Before the sea barbarian could say anything, Pirvan heard in rapid succession:

“Douse the foresail!”

“Back the mainsail!”

“Down the anchors!”

Sails flapped and anchors went away with a squeal of rope on wood and the splash of massive weights hitting water. The ship stopped almost as abruptly as if it had run aground. Then a different voice called:

“Prepare to lower boats.”

They’d bought (at an only moderately outrageous price) an old harbor guard barge for bringing the dragon out to the ship, if he couldn’t fly. They’d also towed it all the way across the gulf, since it was too big to hoist aboard. Pirvan had heard the mates and helmsmen cursing it for days.

It was also much too clumsy for a shoreboat. Lanterns aft showed sailors hefting the longboat out of its chocks and bending the hoisting lines to the mainmast. Pirvan grinned at the sea barbarian.

“I think our captain knows his business,” he said, then scrambled down the ladder. If they were hoisting out the boats already, anyone assigned to the landing party had best be down amidships before the mates started wondering where he was.

* * * * *

The water shoaled rapidly soon after the longboat left the ship. The boat actually ran aground far enough out that the landing party had to wade through soupy water to a beach hardly firmer than the water.

Tarothin was the last one ashore, stepping as if he were walking on eggs and almost daintily trying to keep a leather bag and staff out of the water. Sailors would gladly have carried both, except that he’d warned them not to touch either.
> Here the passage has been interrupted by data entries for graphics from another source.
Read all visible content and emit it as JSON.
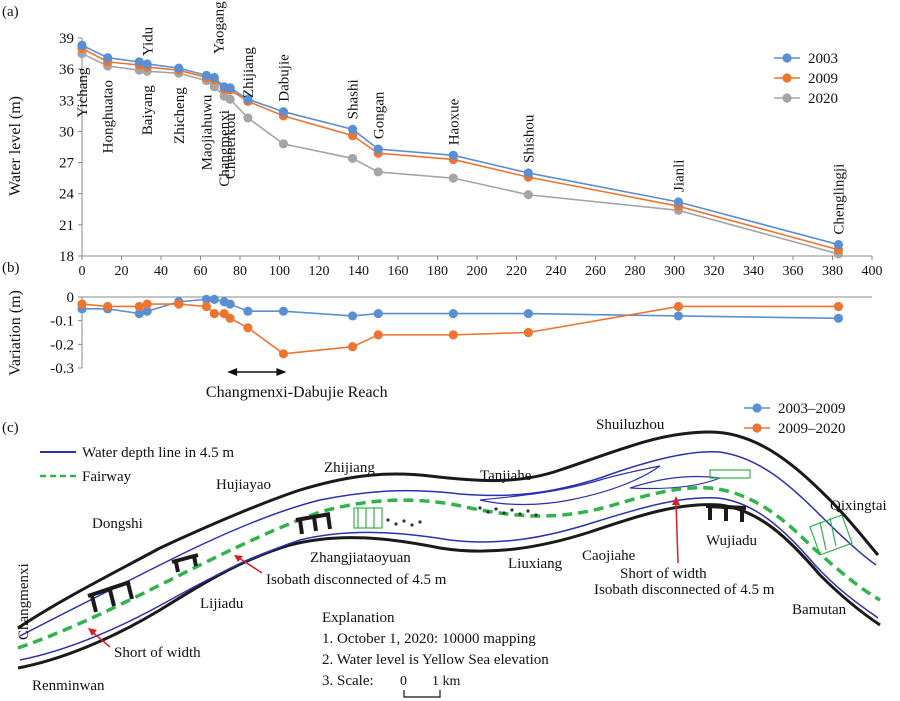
{
  "panel_labels": {
    "a": "(a)",
    "b": "(b)",
    "c": "(c)"
  },
  "chart_data": [
    {
      "type": "line",
      "panel": "(a)",
      "ylabel": "Water level (m)",
      "xlabel": "",
      "xlim": [
        0,
        400
      ],
      "ylim": [
        18,
        39
      ],
      "x_ticks": [
        "0",
        "20",
        "40",
        "60",
        "80",
        "100",
        "120",
        "140",
        "160",
        "180",
        "200",
        "220",
        "240",
        "260",
        "280",
        "300",
        "320",
        "340",
        "360",
        "380",
        "400"
      ],
      "y_ticks": [
        "18",
        "21",
        "24",
        "27",
        "30",
        "33",
        "36",
        "39"
      ],
      "legend_position": "top-right",
      "stations": [
        {
          "name": "Yichang",
          "x": 0
        },
        {
          "name": "Honghuatao",
          "x": 13
        },
        {
          "name": "Yidu",
          "x": 29
        },
        {
          "name": "Baiyang",
          "x": 33
        },
        {
          "name": "Zhicheng",
          "x": 49
        },
        {
          "name": "Maojiahuwu",
          "x": 63
        },
        {
          "name": "Yaogang",
          "x": 67
        },
        {
          "name": "Changmenxi",
          "x": 72
        },
        {
          "name": "Chenerkou",
          "x": 75
        },
        {
          "name": "Zhijiang",
          "x": 84
        },
        {
          "name": "Dabujie",
          "x": 102
        },
        {
          "name": "Shashi",
          "x": 137
        },
        {
          "name": "Gongan",
          "x": 150
        },
        {
          "name": "Haoxue",
          "x": 188
        },
        {
          "name": "Shishou",
          "x": 226
        },
        {
          "name": "Jianli",
          "x": 302
        },
        {
          "name": "Chenglingji",
          "x": 383
        }
      ],
      "x": [
        0,
        13,
        29,
        33,
        49,
        63,
        67,
        72,
        75,
        84,
        102,
        137,
        150,
        188,
        226,
        302,
        383
      ],
      "series": [
        {
          "name": "2003",
          "color": "#5b8fd4",
          "values": [
            38.3,
            37.1,
            36.7,
            36.5,
            36.1,
            35.4,
            35.2,
            34.3,
            34.2,
            33.1,
            31.9,
            30.2,
            28.3,
            27.7,
            26.0,
            23.2,
            19.1
          ]
        },
        {
          "name": "2009",
          "color": "#ec7530",
          "values": [
            38.0,
            36.7,
            36.4,
            36.2,
            35.9,
            35.2,
            35.0,
            34.1,
            34.0,
            32.9,
            31.5,
            29.6,
            27.9,
            27.3,
            25.6,
            22.8,
            18.6
          ]
        },
        {
          "name": "2020",
          "color": "#a5a5a5",
          "values": [
            37.5,
            36.3,
            35.9,
            35.8,
            35.6,
            34.9,
            34.3,
            33.4,
            33.1,
            31.3,
            28.8,
            27.4,
            26.1,
            25.5,
            23.9,
            22.4,
            18.2
          ]
        }
      ]
    },
    {
      "type": "line",
      "panel": "(b)",
      "ylabel": "Variation (m)",
      "xlim": [
        0,
        400
      ],
      "ylim": [
        -0.3,
        0
      ],
      "y_ticks": [
        "0",
        "-0.1",
        "-0.2",
        "-0.3"
      ],
      "legend_position": "top-right",
      "annotation": "Changmenxi-Dabujie Reach",
      "annotation_range": [
        75,
        102
      ],
      "x": [
        0,
        13,
        29,
        33,
        49,
        63,
        67,
        72,
        75,
        84,
        102,
        137,
        150,
        188,
        226,
        302,
        383
      ],
      "series": [
        {
          "name": "2003–2009",
          "color": "#5b8fd4",
          "values": [
            -0.05,
            -0.05,
            -0.07,
            -0.06,
            -0.02,
            -0.01,
            -0.01,
            -0.02,
            -0.03,
            -0.06,
            -0.06,
            -0.08,
            -0.07,
            -0.07,
            -0.07,
            -0.08,
            -0.09
          ]
        },
        {
          "name": "2009–2020",
          "color": "#ec7530",
          "values": [
            -0.03,
            -0.04,
            -0.04,
            -0.03,
            -0.03,
            -0.04,
            -0.07,
            -0.07,
            -0.09,
            -0.13,
            -0.24,
            -0.21,
            -0.16,
            -0.16,
            -0.15,
            -0.04,
            -0.04
          ]
        }
      ]
    }
  ],
  "map": {
    "legend": {
      "depth_line": "Water depth line in 4.5 m",
      "fairway": "Fairway"
    },
    "colors": {
      "depth_line": "#2b2fb0",
      "fairway": "#2fb34a",
      "annotation": "#d62020",
      "bank": "#1a1a1a"
    },
    "places": [
      "Shuiluzhou",
      "Zhijiang",
      "Hujiayao",
      "Tanjiahe",
      "Dongshi",
      "Qixingtai",
      "Zhangjiataoyuan",
      "Liuxiang",
      "Caojiahe",
      "Wujiadu",
      "Changmenxi",
      "Lijiadu",
      "Bamutan",
      "Renminwan"
    ],
    "annotations": {
      "isobath_left": "Isobath disconnected of 4.5 m",
      "short_left": "Short of width",
      "short_right": "Short of width",
      "isobath_right": "Isobath disconnected of 4.5 m"
    },
    "explanation": {
      "title": "Explanation",
      "items": [
        "1. October 1, 2020: 10000 mapping",
        "2. Water level is Yellow Sea elevation",
        "3. Scale:"
      ],
      "scale_zero": "0",
      "scale_km": "1 km"
    }
  }
}
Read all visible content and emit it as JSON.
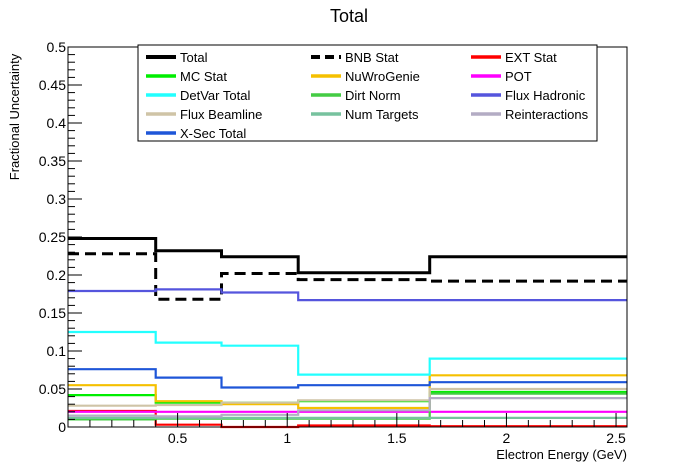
{
  "chart_data": {
    "type": "line",
    "title": "Total",
    "xlabel": "Electron Energy (GeV)",
    "ylabel": "Fractional Uncertainty",
    "xlim": [
      0.0,
      2.55
    ],
    "ylim": [
      0.0,
      0.5
    ],
    "x_ticks": [
      "0.5",
      "1",
      "1.5",
      "2",
      "2.5"
    ],
    "y_ticks": [
      "0",
      "0.05",
      "0.1",
      "0.15",
      "0.2",
      "0.25",
      "0.3",
      "0.35",
      "0.4",
      "0.45",
      "0.5"
    ],
    "bin_edges": [
      0.0,
      0.4,
      0.7,
      1.05,
      1.65,
      2.55
    ],
    "grid": false,
    "legend_position": "top",
    "series": [
      {
        "name": "Total",
        "color": "#000000",
        "dash": "solid",
        "values": [
          0.248,
          0.232,
          0.224,
          0.203,
          0.224
        ]
      },
      {
        "name": "BNB Stat",
        "color": "#000000",
        "dash": "dashed",
        "values": [
          0.228,
          0.168,
          0.202,
          0.194,
          0.192
        ]
      },
      {
        "name": "EXT Stat",
        "color": "#ff0000",
        "dash": "solid",
        "values": [
          0.021,
          0.003,
          0.0,
          0.002,
          0.001
        ]
      },
      {
        "name": "MC Stat",
        "color": "#00ee00",
        "dash": "solid",
        "values": [
          0.042,
          0.032,
          0.032,
          0.034,
          0.046
        ]
      },
      {
        "name": "NuWroGenie",
        "color": "#f5c000",
        "dash": "solid",
        "values": [
          0.055,
          0.034,
          0.03,
          0.025,
          0.068
        ]
      },
      {
        "name": "POT",
        "color": "#ff00ff",
        "dash": "solid",
        "values": [
          0.02,
          0.02,
          0.02,
          0.02,
          0.02
        ]
      },
      {
        "name": "DetVar Total",
        "color": "#22ffff",
        "dash": "solid",
        "values": [
          0.125,
          0.111,
          0.107,
          0.069,
          0.09
        ]
      },
      {
        "name": "Dirt Norm",
        "color": "#44cc44",
        "dash": "solid",
        "values": [
          0.01,
          0.011,
          0.011,
          0.011,
          0.044
        ]
      },
      {
        "name": "Flux Hadronic",
        "color": "#5555dd",
        "dash": "solid",
        "values": [
          0.179,
          0.181,
          0.177,
          0.167,
          0.167
        ]
      },
      {
        "name": "Flux Beamline",
        "color": "#cfc4a6",
        "dash": "solid",
        "values": [
          0.028,
          0.029,
          0.032,
          0.035,
          0.05
        ]
      },
      {
        "name": "Num Targets",
        "color": "#77c29e",
        "dash": "solid",
        "values": [
          0.012,
          0.012,
          0.012,
          0.012,
          0.012
        ]
      },
      {
        "name": "Reinteractions",
        "color": "#b3acc4",
        "dash": "solid",
        "values": [
          0.015,
          0.014,
          0.016,
          0.022,
          0.038
        ]
      },
      {
        "name": "X-Sec Total",
        "color": "#1e56d8",
        "dash": "solid",
        "values": [
          0.076,
          0.065,
          0.052,
          0.055,
          0.059
        ]
      }
    ]
  }
}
Tarothin otherwise had been leading an easy life for the last week, and without complaint from anyone. It was known that he might be the key to fulfilling whatever bargain had been made with the Karthayans. Nobody cared to think about what might happen if Tarothin failed.

The Karthayans could certainly make themselves memorably unpleasant, Pirvan knew. From the shore he could see the blue stern lights burning aboard the two harbor guard galleys at the mouth of the inlet. Those galleys had followed Golden Cup all the way from Karthay, their decks crowded with guardsmen and their rowing benches creaking under free weapons-trained rowers.

No galley afloat could successfully ram Golden Cup, but those two alone could pour a hundred fighting men onto its decks if it’s captain tried to escape without the dragon. More galleys were surely lurking offshore, and even if Jemar was with them he would hardly take on Karthay with only one ship and no support from his other captains.

Golden Cup’s captain was going to bring out the dragon if he wanted to come out at all.

The path up from the beach was wide enough for wagons and almost firm enough to walk on comfortably. Crawling and flying insects, drawn by the fires, buzzed and whined. Pirvan and Haimya soon looked as if they’d been in a battle, with the slime from swatted insects on their faces and arms.